The Virgin looks away as the infant Christ leans forward to touch his cousin Saint John the Baptist under the chin. The presence of the infant Saint John suggests the influence of Florentine art, as he is rare in Venetian art before this date. There are several versions of this design which may date from around 1506, when Catena was in partnership with Giorgione.
An X-ray image of a painting believed to be a self portrait by Giorgione in the Herzog Anton Ulrich Museum, Braunschweig, has revealed another earlier picture beneath the paint layers. It is a Virgin and Child similar in design to the National Gallery’s painting, which also includes the Christ Child’s very unusual pose and gesture. It may be that Christ’s pose was Giorgione’s idea.
The painting is very damaged, particularly down the centre of the panel. The Virgin’s blue mantle, which is painted over red underpaint, and Saint John the Baptist’s green tunic are the only parts still in reasonably good condition.
The Virgin Mary looks away, seemingly deep in thought, as the infant Christ leans forward from her lap to touch his cousin Saint John the Baptist beneath the chin. Christ’s pose and gesture are extremely unusual in Italian art of this time. He supports himself by holding on to his mother’s neck with his left hand, while turning his head to look down at his cousin. The scene is set against a cloudy sky, the bright daylight accentuating the complex creases of the Virgin’s headdress and robes. Saint John crosses his arms against his chest in a gesture of humility and reverence and does not meet Christ’s gaze. Christ may be gently lifting his cousin’s face to make him look up at him to reassure him. The presence of the infant Saint John suggests the influence of Florentine art, as he is rare in Venetian art before this date.
The picture has an intriguing connection to a painting believed to be a self portrait by Giorgione, which is now in the Herzog Anton Ulrich Museum, Braunschweig. In his Lives of the Artists, Vasari describes a self portrait of Giorgione in the guise of David, the biblical slayer of the giant Goliath. At some time in the past, the Braunschweig self portrait was cropped, possibly to remove the gory head of Goliath. An engraving by Wenceslaus Holler of 1650 (British Museum, London) shows the self portrait with the giant’s severed head held by David on a ledge along the lower edge of the picture. The portrait, however, does not include the part of Goliath’s head one would expect still to be visible, judging from the engraving, which has raised doubts as to it being its model.
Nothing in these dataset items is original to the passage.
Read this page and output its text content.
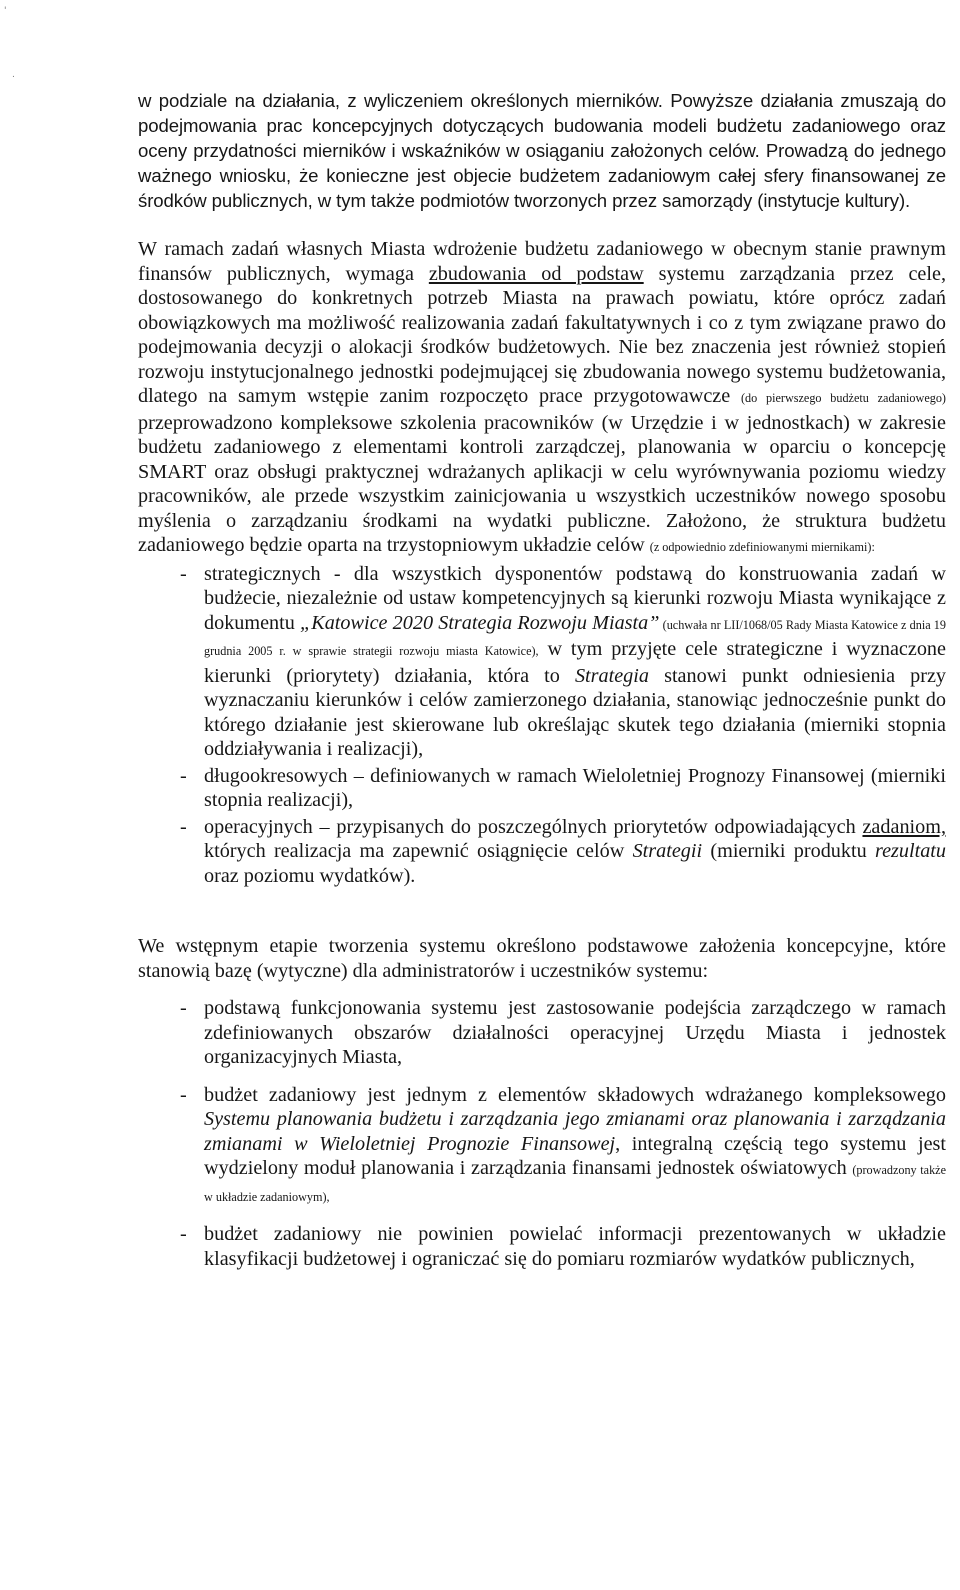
'
.

w podziale na działania, z wyliczeniem określonych mierników. Powyższe działania zmuszają do podejmowania prac koncepcyjnych dotyczących budowania modeli budżetu zadaniowego oraz oceny przydatności mierników i wskaźników w osiąganiu założonych celów. Prowadzą do jednego ważnego wniosku, że konieczne jest objecie budżetem zadaniowym całej sfery finansowanej ze środków publicznych, w tym także podmiotów tworzonych przez samorządy (instytucje kultury).

W ramach zadań własnych Miasta wdrożenie budżetu zadaniowego w obecnym stanie prawnym finansów publicznych, wymaga zbudowania od podstaw systemu zarządzania przez cele, dostosowanego do konkretnych potrzeb Miasta na prawach powiatu, które oprócz zadań obowiązkowych ma możliwość realizowania zadań fakultatywnych i co z tym związane prawo do podejmowania decyzji o alokacji środków budżetowych. Nie bez znaczenia jest również stopień rozwoju instytucjonalnego jednostki podejmującej się zbudowania nowego systemu budżetowania, dlatego na samym wstępie zanim rozpoczęto prace przygotowawcze (do pierwszego budżetu zadaniowego) przeprowadzono kompleksowe szkolenia pracowników (w Urzędzie i w jednostkach) w zakresie budżetu zadaniowego z elementami kontroli zarządczej, planowania w oparciu o koncepcję SMART oraz obsługi praktycznej wdrażanych aplikacji w celu wyrównywania poziomu wiedzy pracowników, ale przede wszystkim zainicjowania u wszystkich uczestników nowego sposobu myślenia o zarządzaniu środkami na wydatki publiczne. Założono, że struktura budżetu zadaniowego będzie oparta na trzystopniowym układzie celów (z odpowiednio zdefiniowanymi miernikami):

- strategicznych - dla wszystkich dysponentów podstawą do konstruowania zadań w budżecie, niezależnie od ustaw kompetencyjnych są kierunki rozwoju Miasta wynikające z dokumentu „Katowice 2020 Strategia Rozwoju Miasta” (uchwała nr LII/1068/05 Rady Miasta Katowice z dnia 19 grudnia 2005 r. w sprawie strategii rozwoju miasta Katowice), w tym przyjęte cele strategiczne i wyznaczone kierunki (priorytety) działania, która to Strategia stanowi punkt odniesienia przy wyznaczaniu kierunków i celów zamierzonego działania, stanowiąc jednocześnie punkt do którego działanie jest skierowane lub określając skutek tego działania (mierniki stopnia oddziaływania i realizacji),
- długookresowych – definiowanych w ramach Wieloletniej Prognozy Finansowej (mierniki stopnia realizacji),
- operacyjnych – przypisanych do poszczególnych priorytetów odpowiadających zadaniom, których realizacja ma zapewnić osiągnięcie celów Strategii (mierniki produktu rezultatu oraz poziomu wydatków).

We wstępnym etapie tworzenia systemu określono podstawowe założenia koncepcyjne, które stanowią bazę (wytyczne) dla administratorów i uczestników systemu:

- podstawą funkcjonowania systemu jest zastosowanie podejścia zarządczego w ramach zdefiniowanych obszarów działalności operacyjnej Urzędu Miasta i jednostek organizacyjnych Miasta,
- budżet zadaniowy jest jednym z elementów składowych wdrażanego kompleksowego Systemu planowania budżetu i zarządzania jego zmianami oraz planowania i zarządzania zmianami w Wieloletniej Prognozie Finansowej, integralną częścią tego systemu jest wydzielony moduł planowania i zarządzania finansami jednostek oświatowych (prowadzony także w układzie zadaniowym),
- budżet zadaniowy nie powinien powielać informacji prezentowanych w układzie klasyfikacji budżetowej i ograniczać się do pomiaru rozmiarów wydatków publicznych,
In 1957, an X-ray image of the self portrait was published, which clearly showed another earlier picture beneath the paint layers, which had also been cropped. It is a Virgin and Child very similar in design to the National Gallery’s painting, which also includes the Christ Child’s very unusual pose and gesture. It may be that the idea for Christ’s pose in the National Gallery’s picture originally came from Giorgione. There are several versions of this design which may date from around 1506, the period when Catena and Giorgione were in partnership.